L’amélioration de l’offre de soins et la modernisation de la politique sanitaire nationale viennent de franchir une étape décisive. À la veille de la célébration de la Fête nationale de la Libération, le Président de la République, S.E. Brice Clotaire Oligui Nguema, a prononcé un discours marquant à Makokou ce 29 août 2026, annonçant l’injection d’une enveloppe exceptionnelle de 55 milliards de francs CFA entièrement dédiée au secteur de la santé. Cet engagement financier d’envergure témoigne d’une volonté inébranlable de doter le pays d’infrastructures performantes et de répondre aux attentes légitimes des populations en matière de couverture sanitaire.
L’architecture de ce financement d’envergure priorise les investissements structurels lourds, avec en première ligne 44 milliards de francs CFA — soit 80 % du montant global — affectés au renforcement du plateau technique national à travers toutes les provinces. Cet effort massif s’accompagne de 6 milliards de francs CFA réservés à la réouverture indispensable des restaurants au sein des structures hospitalières, ainsi que de 5 milliards de francs CFA supplémentaires injectés directement dans les prestations de la Caisse Nationale d’Assurance Maladie et de Garantie Sociale (CNAMGS). Comme l’a souligné le Chef de l’État : « J’ai décidé d’apporter un appui exceptionnel au secteur de la santé, avec 44 milliards de francs CFA pour renforcer le plateau technique national, 6 milliards pour la réouverture des restaurants hospitaliers et 5 milliards supplémentaires pour les prestations de la CNAMGS. »Au-delà de la consistance des chiffres, cette initiative s’accompagne d’une exigence absolue de bonne gouvernance et de transparence budgétaire.

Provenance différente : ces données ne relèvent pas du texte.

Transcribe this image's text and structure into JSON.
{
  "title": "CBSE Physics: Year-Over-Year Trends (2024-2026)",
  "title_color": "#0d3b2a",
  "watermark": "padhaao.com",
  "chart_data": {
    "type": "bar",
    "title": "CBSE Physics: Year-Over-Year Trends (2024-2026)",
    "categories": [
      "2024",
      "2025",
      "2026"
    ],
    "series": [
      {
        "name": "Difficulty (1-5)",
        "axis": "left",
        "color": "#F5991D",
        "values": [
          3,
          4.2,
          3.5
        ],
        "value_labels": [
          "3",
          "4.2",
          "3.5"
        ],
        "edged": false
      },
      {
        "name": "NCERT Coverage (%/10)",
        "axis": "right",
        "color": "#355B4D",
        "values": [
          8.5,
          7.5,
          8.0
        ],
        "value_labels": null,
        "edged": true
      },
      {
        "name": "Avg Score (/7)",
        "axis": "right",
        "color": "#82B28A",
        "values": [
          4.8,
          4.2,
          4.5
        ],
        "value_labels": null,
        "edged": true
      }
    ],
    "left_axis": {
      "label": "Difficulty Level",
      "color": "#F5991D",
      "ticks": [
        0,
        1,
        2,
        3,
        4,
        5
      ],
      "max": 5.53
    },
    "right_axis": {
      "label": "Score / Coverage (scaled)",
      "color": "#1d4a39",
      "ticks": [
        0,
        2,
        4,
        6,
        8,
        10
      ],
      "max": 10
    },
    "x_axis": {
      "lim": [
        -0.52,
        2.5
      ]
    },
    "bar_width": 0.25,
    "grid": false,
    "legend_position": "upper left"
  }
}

Le Président de la République a instruit le gouvernement de veiller à la traçabilité rigoureuse de chaque franc généré par les structures sanitaires, tout en commandant une réflexion approfondie sur l’harmonisation des quote-parts issues des recettes propres des hôpitaux civils et militaires.
« Chaque franc généré par un établissement de santé doit être retracé et employé avec rigueur. Notre objectif est de prévenir les irrégularités et de replacer le malade au centre de toutes nos actions », a-t-il fermement martelé, posant ainsi les jalons d’une gestion éthique et irréprochable.En associant cet investissement monumental à un vibrant hommage rendu aux professionnels de la santé — médecins, infirmiers, sages-femmes, techniciens et personnels administratifs — pour leur dévouement quotidien malgré les embûches, l’exécutif consacre une vision holistique du progrès social. L’ambition présidentielle est claire : faire en sorte que la modernisation des équipements et la sanctuarisation des ressources financières aillent de pair avec l’amélioration des conditions de travail du personnel soignant, garantissant à chaque citoyen gabonais un accès digne, équitable et de qualité aux soins de santé sur l’ensemble du territoire national.